Em 2010 foi lançado o filme original, que se baseia na obra de Warren Ellis e Cully Hamner, com resultados muito positivos. É uma adaptação sólida, mais focada no humor e na sátira do que consideramos ser o mundo dos espiões e agências secretas. Por esse motivo não hesitei em ver a sequela, que apesar de não ser tão forte como o original, tem os seus momentos. Mas passemos aos pormenores: a narrativa decorre algum tempo após os eventos do primeiro filme, sendo que vamos encontrar Frank e Sarah numa vida pacata, embora monótona.

Marvin vai ao encontro de Frank para o alertar que alguém colocou online via Wikileaks um documento secreto que compromete o seu nome e somos imediatamente confrontados com a primeira tentativa de assassinato. Aliás, esta será uma constante no decorrer de Red 2, que é claramente mais focado nas cenas de acção do que anterior filme. Este eventos vão desencadear uma viagem a França com o intuito de encontrar o Sapo, um famoso ladrão de informação confidencial.

Se na primeira aventura tivémos o privilégio de ver Morgan Freeman e Karl Urban, a sequela consegue superar-se ao “disponibilizar” Anthony Hopkins, Catherine Zeta-Jones, Brian Cox e Byung-hun Lee. A personagem de John Malkovich continua a ser absolutamente ÉPICA, o que nos permite soltar várias gargalhadas mas a narrativa é extremamente previsível e repleta de clichés.
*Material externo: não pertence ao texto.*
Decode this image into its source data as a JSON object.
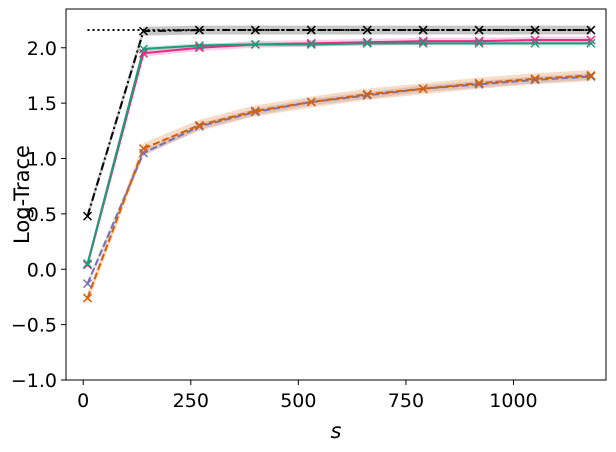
{
  "chart_data": {
    "type": "line",
    "xlabel": "s",
    "ylabel": "Log-Trace",
    "xlim": [
      -40,
      1215
    ],
    "ylim": [
      -1.0,
      2.35
    ],
    "xticks": [
      0,
      250,
      500,
      750,
      1000
    ],
    "xtick_labels": [
      "0",
      "250",
      "500",
      "750",
      "1000"
    ],
    "yticks": [
      -1.0,
      -0.5,
      0.0,
      0.5,
      1.0,
      1.5,
      2.0
    ],
    "ytick_labels": [
      "−1.0",
      "−0.5",
      "0.0",
      "0.5",
      "1.0",
      "1.5",
      "2.0"
    ],
    "grid": false,
    "x": [
      10,
      140,
      270,
      400,
      530,
      660,
      790,
      920,
      1050,
      1180
    ],
    "series": [
      {
        "color": "#000000",
        "dash": "dotted",
        "marker": "none",
        "band": false,
        "values": [
          2.16,
          2.16,
          2.16,
          2.16,
          2.16,
          2.16,
          2.16,
          2.16,
          2.16,
          2.16
        ]
      },
      {
        "color": "#000000",
        "dash": "dashdot",
        "marker": "x",
        "band": true,
        "band_width": 0.04,
        "values": [
          0.48,
          2.15,
          2.16,
          2.16,
          2.16,
          2.16,
          2.16,
          2.16,
          2.16,
          2.16
        ]
      },
      {
        "color": "#e7298a",
        "dash": "solid",
        "marker": "x",
        "band": true,
        "band_width": 0.03,
        "values": [
          0.04,
          1.95,
          2.0,
          2.03,
          2.04,
          2.05,
          2.06,
          2.06,
          2.07,
          2.07
        ]
      },
      {
        "color": "#1b9e77",
        "dash": "solid",
        "marker": "x",
        "band": true,
        "band_width": 0.02,
        "values": [
          0.05,
          1.99,
          2.02,
          2.03,
          2.03,
          2.04,
          2.04,
          2.04,
          2.04,
          2.04
        ]
      },
      {
        "color": "#7570b3",
        "dash": "dashed",
        "marker": "x",
        "band": true,
        "band_width": 0.03,
        "values": [
          -0.13,
          1.05,
          1.29,
          1.42,
          1.51,
          1.57,
          1.63,
          1.67,
          1.71,
          1.74
        ]
      },
      {
        "color": "#d95f02",
        "dash": "dashed",
        "marker": "x",
        "band": true,
        "band_width": 0.05,
        "values": [
          -0.26,
          1.09,
          1.3,
          1.43,
          1.51,
          1.58,
          1.63,
          1.68,
          1.72,
          1.75
        ]
      }
    ]
  }
}
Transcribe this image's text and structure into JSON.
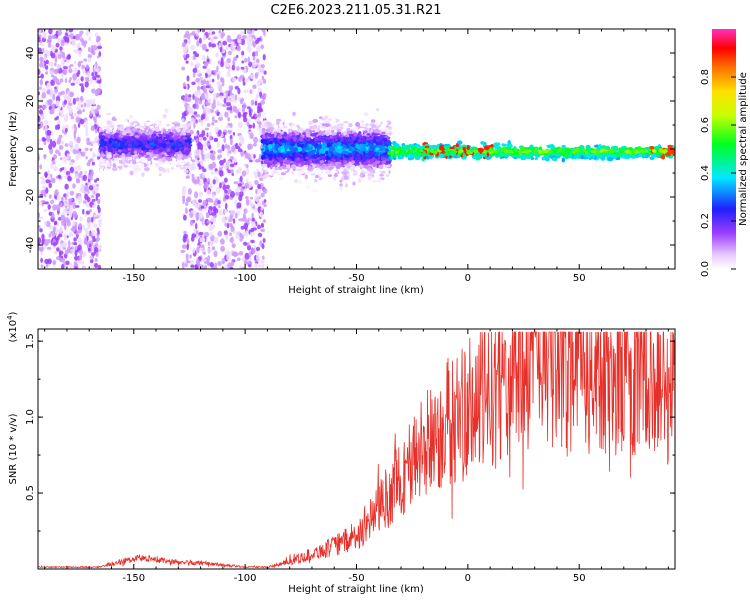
{
  "title": "C2E6.2023.211.05.31.R21",
  "colors": {
    "spectrogram_low": "#a24cf5",
    "snr_line": "#e8302a",
    "axis": "#000000"
  },
  "chart_data": [
    {
      "type": "heatmap",
      "name": "spectrogram",
      "xlabel": "Height of straight line (km)",
      "ylabel": "Frequency (Hz)",
      "xlim": [
        -193,
        93
      ],
      "ylim": [
        -50,
        50
      ],
      "xticks": [
        -150,
        -100,
        -50,
        0,
        50
      ],
      "xtick_labels": [
        "-150",
        "-100",
        "-50",
        "0",
        "50"
      ],
      "yticks": [
        -40,
        -20,
        0,
        20,
        40
      ],
      "ytick_labels": [
        "-40",
        "-20",
        "0",
        "20",
        "40"
      ],
      "colorbar": {
        "label": "Normalized spectral amplitude",
        "range": [
          0,
          1
        ],
        "ticks": [
          0.0,
          0.2,
          0.4,
          0.6,
          0.8
        ],
        "tick_labels": [
          "0.0",
          "0.2",
          "0.4",
          "0.6",
          "0.8"
        ],
        "colormap": "rainbow (purple → blue → cyan → green → yellow → orange → red → magenta)"
      },
      "features": [
        {
          "region": "noise",
          "x_range": [
            -193,
            -165
          ],
          "freq_spread": 50,
          "amplitude": 0.1
        },
        {
          "region": "noise",
          "x_range": [
            -128,
            -91
          ],
          "freq_spread": 50,
          "amplitude": 0.1
        },
        {
          "region": "signal",
          "x_range": [
            -165,
            -125
          ],
          "freq_center": 2,
          "freq_width": 10,
          "amplitude": 0.25
        },
        {
          "region": "signal",
          "x_range": [
            -92,
            -35
          ],
          "freq_center": 0,
          "freq_width": 12,
          "amplitude": 0.35
        },
        {
          "region": "signal",
          "x_range": [
            -35,
            93
          ],
          "freq_center": -1,
          "freq_width": 3,
          "amplitude": 0.6
        }
      ]
    },
    {
      "type": "line",
      "name": "snr",
      "xlabel": "Height of straight line (km)",
      "ylabel": "SNR (10 * v/v)",
      "y_multiplier_label": "(x10",
      "y_multiplier_exp": "4",
      "xlim": [
        -193,
        93
      ],
      "ylim": [
        0,
        1.58
      ],
      "xticks": [
        -150,
        -100,
        -50,
        0,
        50
      ],
      "xtick_labels": [
        "-150",
        "-100",
        "-50",
        "0",
        "50"
      ],
      "yticks": [
        0.5,
        1.0,
        1.5
      ],
      "ytick_labels": [
        "0.5",
        "1.0",
        "1.5"
      ],
      "envelope": {
        "x": [
          -193,
          -165,
          -155,
          -145,
          -135,
          -120,
          -100,
          -90,
          -80,
          -70,
          -60,
          -50,
          -40,
          -30,
          -20,
          -10,
          0,
          10,
          20,
          30,
          40,
          50,
          60,
          70,
          80,
          93
        ],
        "y": [
          0.01,
          0.01,
          0.04,
          0.06,
          0.04,
          0.03,
          0.01,
          0.01,
          0.05,
          0.1,
          0.15,
          0.22,
          0.4,
          0.6,
          0.8,
          0.95,
          1.05,
          1.15,
          1.3,
          1.4,
          1.45,
          1.4,
          1.35,
          1.3,
          1.25,
          1.2
        ]
      }
    }
  ]
}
Tenho de destacar a coreografia das cenas de acção, sobretudo as que envolvem Byung-hun Lee, que estão soberbas. Contem igualmente com muitas explosões,  balas, cenas over the top e claro imagens de Moscovo, Paris e Inglaterra, onde a maior parte da narrativa se desenvolve. Apesar de não ser oficial, está praticamente confirmado um terceiro filme, o que me deixa com um sorriso nos lábios.

Faço no entanto a advertência que Red apela a um público alvo muito específico. Afinal de contas quantas vezes conseguem  ver atores galardoados com Óscares a protagonizar filmes deste género?